THE VOICE OF THE DESERT (223 pp.)—Joseph Wood Krutch—William Sloane Associates ($3.75).
Americans have listened eagerly to the many-voiced cry of their continent. Seashore, mountains, valleys and plains have spoken and been heard. But the voice of the desert has been largely ignored. To the Hebrews it spoke of the one true God, to the Arabs of the stars and the science of astronomy. It is a stern, conservative voice, encouraging endurance rather than conquest. The desert shows man his limitations and turns him inward. When practical-minded men inquire, “But what is the desert good for?”, perhaps the best answer still is: “Contemplation.”
Five years ago Joseph Wood Krutch, biographer of Samuel Johnson and Henry David Thoreau, a man of letters accustomed to the Northeast, moved to an air-cooled ranch house near Tucson. Ariz.
Here he praises the saguaro, the prickly pear and the wicked cholla cactus with all the exuberance of a convert. His companions are no longer Columbia University students, whom he once taught as Brander Matthews Professor of Dramatic Literature, but creatures of the Sonoran sands —road runners, elf owls, jack rabbits, Gila monsters, tarantulas and scorpions.
Controlling Nature. Walking through the dry and sunny air, he asks himself questions: 1) Which animal first emerged from the earth into the air? 2) How does it happen that many of the weeds in
Arizona are from Asia? 3) In what mysterious way does the kangaroo rat triumph over the total absence of water?
When not pondering such puzzlers, Krutch is busy watching toads in glass jars, peering at yucca flowers with a flashlight at midnight, or driving a rattler away from a nest of hooded orioles.

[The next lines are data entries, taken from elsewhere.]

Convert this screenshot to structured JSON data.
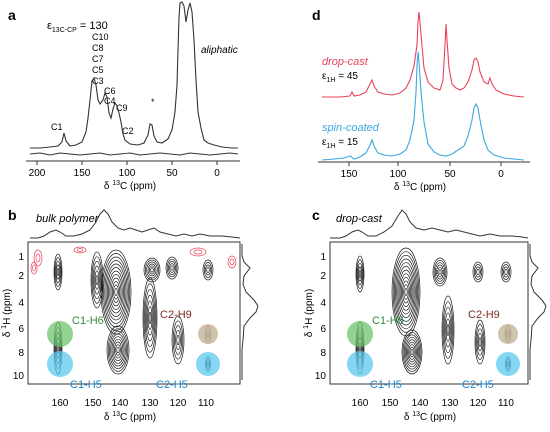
{
  "colors": {
    "line": "#333333",
    "contour": "#1a1a1a",
    "red": "#e8435a",
    "blue": "#3aa7e0",
    "green": "#6ec36e",
    "cyan": "#5cc8ef",
    "tan": "#c8b89c",
    "darkred": "#7a2a1e",
    "greenText": "#2e8b3a",
    "blueText": "#1f86c8"
  },
  "chart_data": [
    {
      "panel": "a",
      "type": "line",
      "xlabel": "δ 13C (ppm)",
      "xlim": [
        215,
        -15
      ],
      "xticks": [
        200,
        150,
        100,
        50,
        0
      ],
      "annotation": "ε13C-CP = 130",
      "region_label": "aliphatic",
      "peaks": [
        {
          "label": "C1",
          "ppm": 160
        },
        {
          "label": "C10 C8 C7 C5 C3",
          "ppm": 139
        },
        {
          "label": "C6 C4",
          "ppm": 128
        },
        {
          "label": "C9",
          "ppm": 121
        },
        {
          "label": "C2",
          "ppm": 111
        },
        {
          "label": "*",
          "ppm": 77
        }
      ]
    },
    {
      "panel": "d",
      "type": "line",
      "xlabel": "δ 13C (ppm)",
      "xlim": [
        175,
        -15
      ],
      "xticks": [
        150,
        100,
        50,
        0
      ],
      "series": [
        {
          "name": "drop-cast",
          "enhancement": "ε1H = 45",
          "color": "#e8435a"
        },
        {
          "name": "spin-coated",
          "enhancement": "ε1H = 15",
          "color": "#3aa7e0"
        }
      ]
    },
    {
      "panel": "b",
      "type": "heatmap",
      "title": "bulk polymer",
      "xlabel": "δ 13C (ppm)",
      "ylabel": "δ 1H (ppm)",
      "xlim": [
        167,
        101
      ],
      "ylim": [
        -0.5,
        11.8
      ],
      "xticks": [
        160,
        150,
        140,
        130,
        120,
        110
      ],
      "yticks": [
        1,
        2,
        4,
        6,
        8,
        10
      ],
      "annotations": [
        {
          "label": "C1-H6",
          "x": 159,
          "y": 7.2
        },
        {
          "label": "C1-H5",
          "x": 159,
          "y": 9.6
        },
        {
          "label": "C2-H9",
          "x": 107,
          "y": 7.6
        },
        {
          "label": "C2-H5",
          "x": 107,
          "y": 9.6
        }
      ]
    },
    {
      "panel": "c",
      "type": "heatmap",
      "title": "drop-cast",
      "xlabel": "δ 13C (ppm)",
      "ylabel": "δ 1H (ppm)",
      "xlim": [
        167,
        101
      ],
      "ylim": [
        -0.5,
        11.8
      ],
      "xticks": [
        160,
        150,
        140,
        130,
        120,
        110
      ],
      "yticks": [
        1,
        2,
        4,
        6,
        8,
        10
      ],
      "annotations": [
        {
          "label": "C1-H6",
          "x": 159,
          "y": 7.2
        },
        {
          "label": "C1-H5",
          "x": 159,
          "y": 9.6
        },
        {
          "label": "C2-H9",
          "x": 107,
          "y": 7.6
        },
        {
          "label": "C2-H5",
          "x": 107,
          "y": 9.6
        }
      ]
    }
  ],
  "labels": {
    "a": "a",
    "b": "b",
    "c": "c",
    "d": "d",
    "eps_a_main": "ε",
    "eps_a_sub": "13C-CP",
    "eps_a_val": " = 130",
    "peaks_a": [
      "C10",
      "C8",
      "C7",
      "C5",
      "C3",
      "C6",
      "C4",
      "C9",
      "C1",
      "C2",
      "*"
    ],
    "aliphatic": "aliphatic",
    "drop_cast": "drop-cast",
    "spin_coated": "spin-coated",
    "eps_d1_sub": "1H",
    "eps_d1_val": " = 45",
    "eps_d2_val": " = 15",
    "eps_d_main": "ε",
    "bulk_polymer": "bulk polymer",
    "drop_cast_c": "drop-cast",
    "xlab_delta": "δ ",
    "xlab_13": "13",
    "xlab_C": "C (ppm)",
    "ylab_delta": "δ ",
    "ylab_1": "1",
    "ylab_H": "H (ppm)",
    "c1h6": "C1-H6",
    "c1h5": "C1-H5",
    "c2h9": "C2-H9",
    "c2h5": "C2-H5",
    "ticks_a": [
      "200",
      "150",
      "100",
      "50",
      "0"
    ],
    "ticks_d": [
      "150",
      "100",
      "50",
      "0"
    ],
    "ticks_2dx": [
      "160",
      "150",
      "140",
      "130",
      "120",
      "110"
    ],
    "ticks_2dy": [
      "1",
      "2",
      "4",
      "6",
      "8",
      "10"
    ]
  }
}
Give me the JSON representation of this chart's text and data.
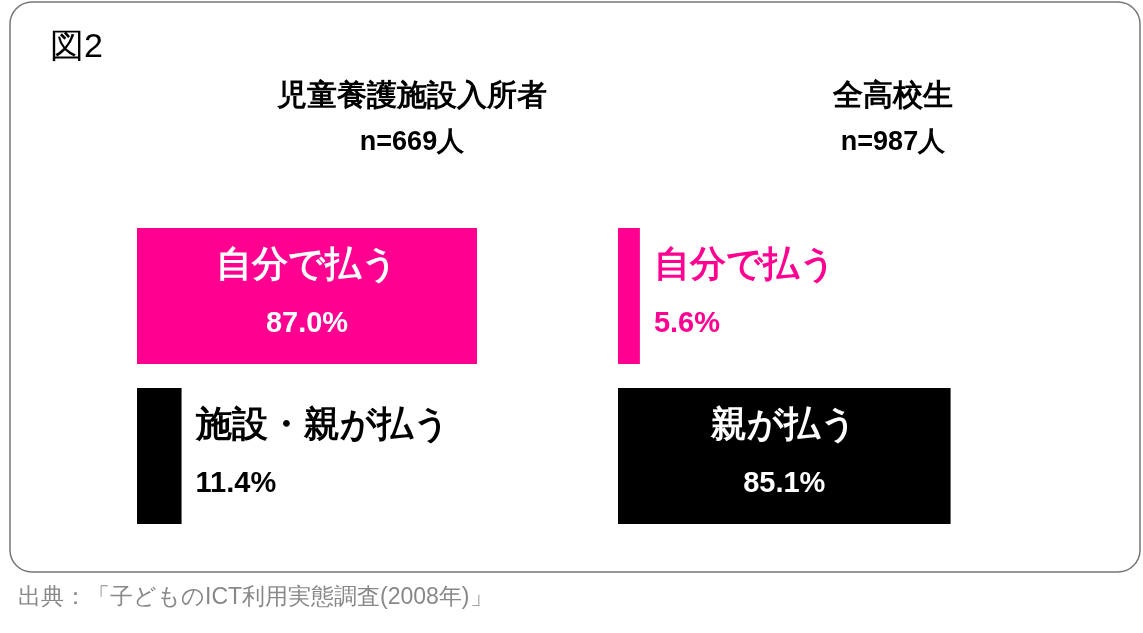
{
  "chart_data": [
    {
      "type": "bar",
      "orientation": "horizontal",
      "title": "児童養護施設入所者",
      "subtitle": "n=669人",
      "categories": [
        "自分で払う",
        "施設・親が払う"
      ],
      "values": [
        87.0,
        11.4
      ],
      "colors": [
        "#ff0090",
        "#000000"
      ],
      "value_labels": [
        "87.0%",
        "11.4%"
      ],
      "annotations": [
        "図2",
        "出典：「子どものICT利用実態調査(2008年)」"
      ]
    },
    {
      "type": "bar",
      "orientation": "horizontal",
      "title": "全高校生",
      "subtitle": "n=987人",
      "categories": [
        "自分で払う",
        "親が払う"
      ],
      "values": [
        5.6,
        85.1
      ],
      "colors": [
        "#ff0090",
        "#000000"
      ],
      "value_labels": [
        "5.6%",
        "85.1%"
      ]
    }
  ]
}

His keen observations, whether of animal or plant, carry mystical overtones. He would insist with Thoreau that “this curious world which we inhabit … is more to be admired and enjoyed than it is to be used.” Indeed, he takes up the cudgels against man’s shortsighted ambition to “control nature.” That whole concept, he asserts, is false. Modern man needs greater understanding of “the inclusive community of rocks and soils, plants and animals, of which we are a part.” The idea of a world for man’s use only is unrealizable. Long ago Alexander Pope summed it up with a smile:
Know, Nature’s children all divide
her care:
The fur that warms a monarch, warmed
a bear.
Merciless Creature. Joseph Wood Krutch would let even the mountain lions and the rattlesnakes keep their own skins. In The Voice of the Desert there is only one creature he mercilessly skins alive—man, the destroyer of nature and of the natural balance. “To almost everything except man,” he writes, “the sight of man [is] the most terrifying of all sights.”
Readers will hope that Author Krutch never carries this line of thinking to its extreme conclusion—or else he might find himself spending most of his time cavorting with flocks of elf owls. That would be neither so enjoyable to himself nor so profitable to the world as the writing and reading of his delightful books.
Answers: 1) The scorpion. 2) They presumably accompanied alfalfa seed imported from Siberia and Turkistan. 3) The rat’s body manufactures water out of the hydrogen contained in food starches and from the oxygen in the air it breathes.